Geometric distortion is known as one of the most difficult attacks to resist. Geometric distortion desynchronizes the location of the watermark and hence causes incorrect watermark detection. According to the Support Vector Regression (SVR), a new image watermarking detection algorithm against geometric attacks is proposed in this paper, in which the steady Pseudo-Zernike moments and Krawtchouk moments are utilized. The host image is firstly transformed from rectangular coordinates to polar coordinates, and the Pseudo-Zernike moments of the host image are computed. Then some low-order Pseudo-Zernike moments are selected, and the digital watermark is embedded into the cover image by quantizing the magnitudes of the selected Pseudo-Zernike moments.
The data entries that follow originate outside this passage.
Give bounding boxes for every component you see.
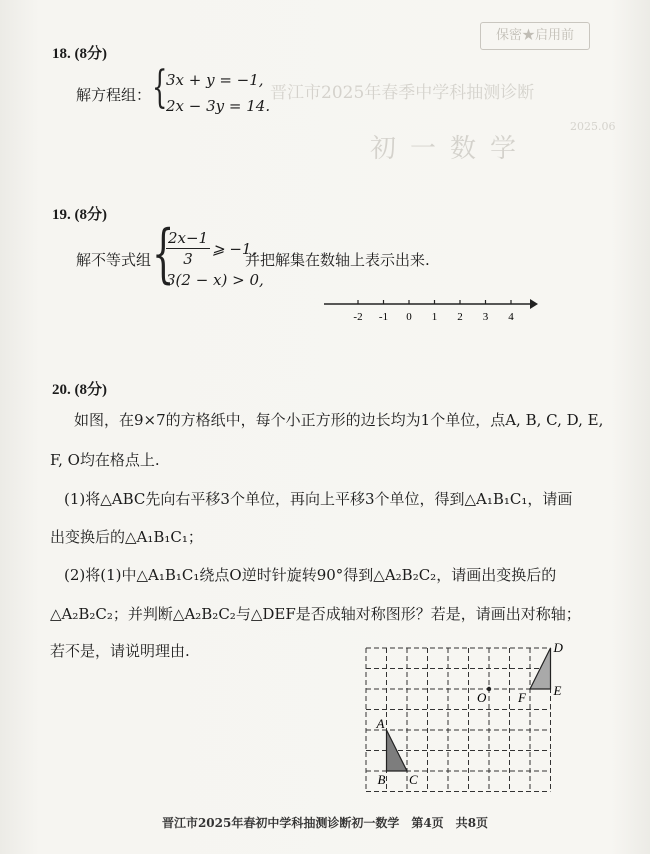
q19-suffix: 并把解集在数轴上表示出来. [245, 251, 430, 269]
number-line-tick-label: 0 [406, 311, 412, 323]
q20-part1-b: 出变换后的△A₁B₁C₁； [50, 528, 203, 546]
label-e: E [553, 683, 562, 698]
q19-number: 19. (8分) [52, 207, 107, 223]
q18-equation-2: 2x − 3y = 14. [166, 97, 271, 115]
label-f: F [518, 690, 526, 705]
triangle-def [530, 648, 551, 689]
q18-prompt: 解方程组： [76, 86, 152, 104]
q19-fraction-bar [166, 248, 210, 249]
label-a: A [376, 716, 385, 731]
number-line-tick-label: 4 [508, 311, 514, 323]
label-b: B [377, 772, 386, 787]
q20-line2: F, O均在格点上. [50, 451, 160, 469]
label-c: C [409, 772, 418, 787]
q20-part2-a: (2)将(1)中△A₁B₁C₁绕点O逆时针旋转90°得到△A₂B₂C₂，请画出变换后的 [64, 566, 557, 584]
q20-number: 20. (8分) [52, 382, 107, 398]
point-o [487, 687, 491, 691]
number-line-tick-label: 1 [431, 311, 438, 323]
q20-part2-c: 若不是，请说明理由. [50, 642, 190, 660]
confidential-stamp: 保密★启用前 [480, 22, 590, 50]
q18-equation-1: 3x + y = −1, [166, 71, 264, 89]
bleed-through-date: 2025.06 [570, 120, 616, 133]
q20-part1-a: (1)将△ABC先向右平移3个单位，再向上平移3个单位，得到△A₁B₁C₁，请画 [64, 490, 573, 508]
label-d: D [553, 640, 563, 655]
number-line-tick-label: 3 [482, 311, 489, 323]
number-line [318, 290, 538, 330]
page-footer: 晋江市2025年春初中学科抽测诊断初一数学 第4页 共8页 [161, 816, 489, 830]
number-line-tick-label: 2 [457, 311, 463, 323]
q19-inequality-1: ⩾ −1, [212, 240, 257, 258]
number-line-tick-label: -2 [353, 311, 363, 323]
q18-number: 18. (8分) [52, 46, 107, 62]
number-line-arrow [530, 299, 538, 309]
q19-fraction-numerator: 2x−1 [167, 229, 209, 247]
q20-line1: 如图，在9×7的方格纸中，每个小正方形的边长均为1个单位，点A, B, C, D, E, [74, 411, 604, 429]
q18-brace: { [152, 62, 168, 113]
triangle-abc [387, 730, 408, 771]
q20-part2-b: △A₂B₂C₂；并判断△A₂B₂C₂与△DEF是否成轴对称图形？若是，请画出对称轴； [50, 605, 581, 623]
q19-fraction [166, 229, 210, 268]
q19-brace: { [152, 217, 175, 291]
grid-figure [356, 640, 566, 800]
bleed-through-subtitle: 初一数学 [370, 134, 531, 164]
bleed-through-title: 晋江市2025年春季中学科抽测诊断 [270, 83, 535, 103]
q19-inequality-2: 3(2 − x) > 0, [166, 271, 264, 289]
q19-prompt: 解不等式组 [76, 251, 152, 269]
number-line-tick-label: -1 [378, 311, 389, 323]
label-o: O [477, 690, 487, 705]
q19-fraction-denominator: 3 [183, 250, 193, 268]
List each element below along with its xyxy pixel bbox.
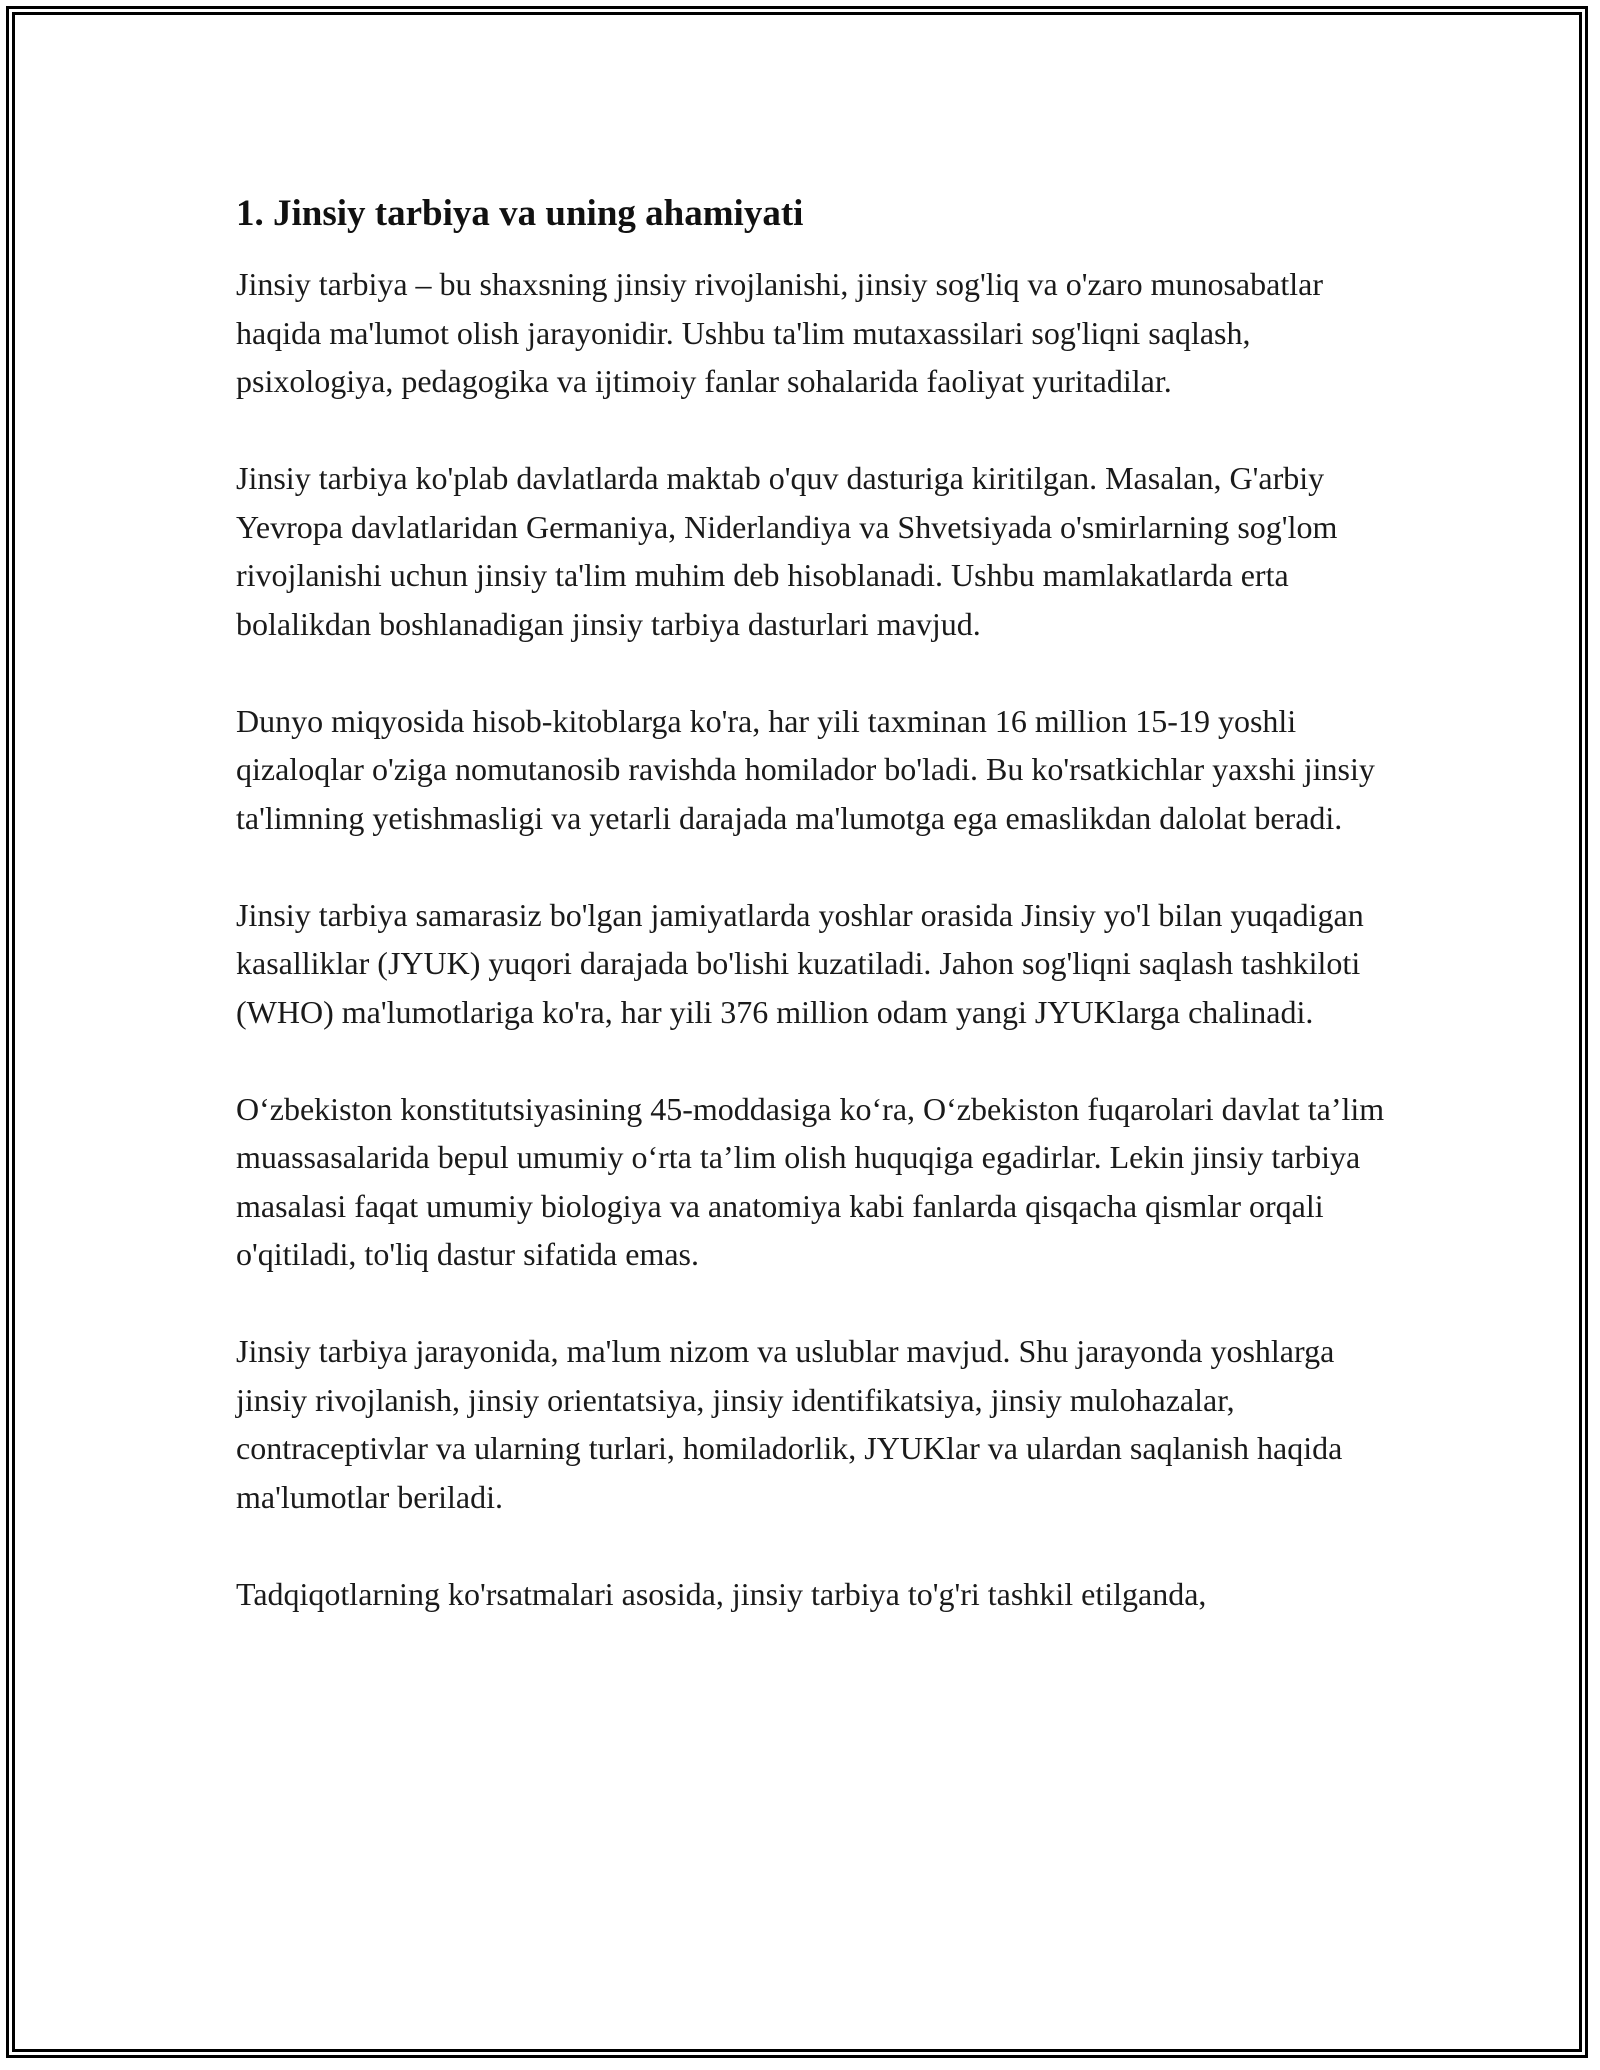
paragraph-6: Jinsiy tarbiya jarayonida, ma'lum nizom va uslublar mavjud. Shu jarayonda yoshlarga jinsiy rivojlanish, jinsiy orientatsiya, jinsiy identifikatsiya, jinsiy mulohazalar, contraceptivlar va ularning turlari, homiladorlik, JYUKlar va ulardan saqlanish haqida ma'lumotlar beriladi. <box>236 1333 1343 1515</box>
paragraph-4: Jinsiy tarbiya samarasiz bo'lgan jamiyatlarda yoshlar orasida Jinsiy yo'l bilan yuqadigan kasalliklar (JYUK) yuqori darajada bo'lishi kuzatiladi. Jahon sog'liqni saqlash tashkiloti (WHO) ma'lumotlariga ko'ra, har yili 376 million odam yangi JYUKlarga chalinadi. <box>236 896 1364 1030</box>
document-body <box>236 192 1386 1667</box>
paragraph-7: Tadqiqotlarning ko'rsatmalari asosida, jinsiy tarbiya to'g'ri tashkil etilganda, <box>236 1575 1207 1612</box>
paragraph-1: Jinsiy tarbiya – bu shaxsning jinsiy rivojlanishi, jinsiy sog'liq va o'zaro munosabatlar haqida ma'lumot olish jarayonidir. Ushbu ta'lim mutaxassilari sog'liqni saqlash, psixologiya, pedagogika va ijtimoiy fanlar sohalarida faoliyat yuritadilar. <box>236 266 1323 399</box>
paragraph-3: Dunyo miqyosida hisob-kitoblarga ko'ra, har yili taxminan 16 million 15-19 yoshli qizaloqlar o'ziga nomutanosib ravishda homilador bo'ladi. Bu ko'rsatkichlar yaxshi jinsiy ta'limning yetishmasligi va yetarli darajada ma'lumotga ega emaslikdan dalolat beradi. <box>236 702 1375 836</box>
section-heading: 1. Jinsiy tarbiya va uning ahamiyati <box>236 193 804 234</box>
paragraph-5: O‘zbekiston konstitutsiyasining 45-moddasiga ko‘ra, O‘zbekiston fuqarolari davlat ta’lim muassasalarida bepul umumiy o‘rta ta’lim olish huquqiga egadirlar. Lekin jinsiy tarbiya masalasi faqat umumiy biologiya va anatomiya kabi fanlarda qisqacha qismlar orqali o'qitiladi, to'liq dastur sifatida emas. <box>236 1090 1385 1272</box>
paragraph-2: Jinsiy tarbiya ko'plab davlatlarda maktab o'quv dasturiga kiritilgan. Masalan, G'arbiy Yevropa davlatlaridan Germaniya, Niderlandiya va Shvetsiyada o'smirlarning sog'lom rivojlanishi uchun jinsiy ta'lim muhim deb hisoblanadi. Ushbu mamlakatlarda erta bolalikdan boshlanadigan jinsiy tarbiya dasturlari mavjud. <box>236 460 1338 642</box>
The main steps of watermark detecting procedure include: (i) some low-order Krawtchouk moments of the image are calculated, which are taken as the eigenvectors; (ii) the geometric transformation parameters are regarded as the training objective, the appropriate kernel function is selected for training, and a SVR training model can be obtained; (iii) the Krawtchouk moments of test image are selected as input vector, the actual output (geometric transformation parameters) is predicted by using the well trained SVR, and the geometric correction is performed on the test image by using the obtained geometric transformation parameters; (iv) the digital watermark is extracted from the corrected test image. Experimental results show that the proposed watermarking detection algorithm is not only robust against common signal processing such as filtering, sharpening, noise adding, and JPEG compression etc., but also robust against the geometric attacks such as rotation, translation, scaling, cropping and combination attacks, etc.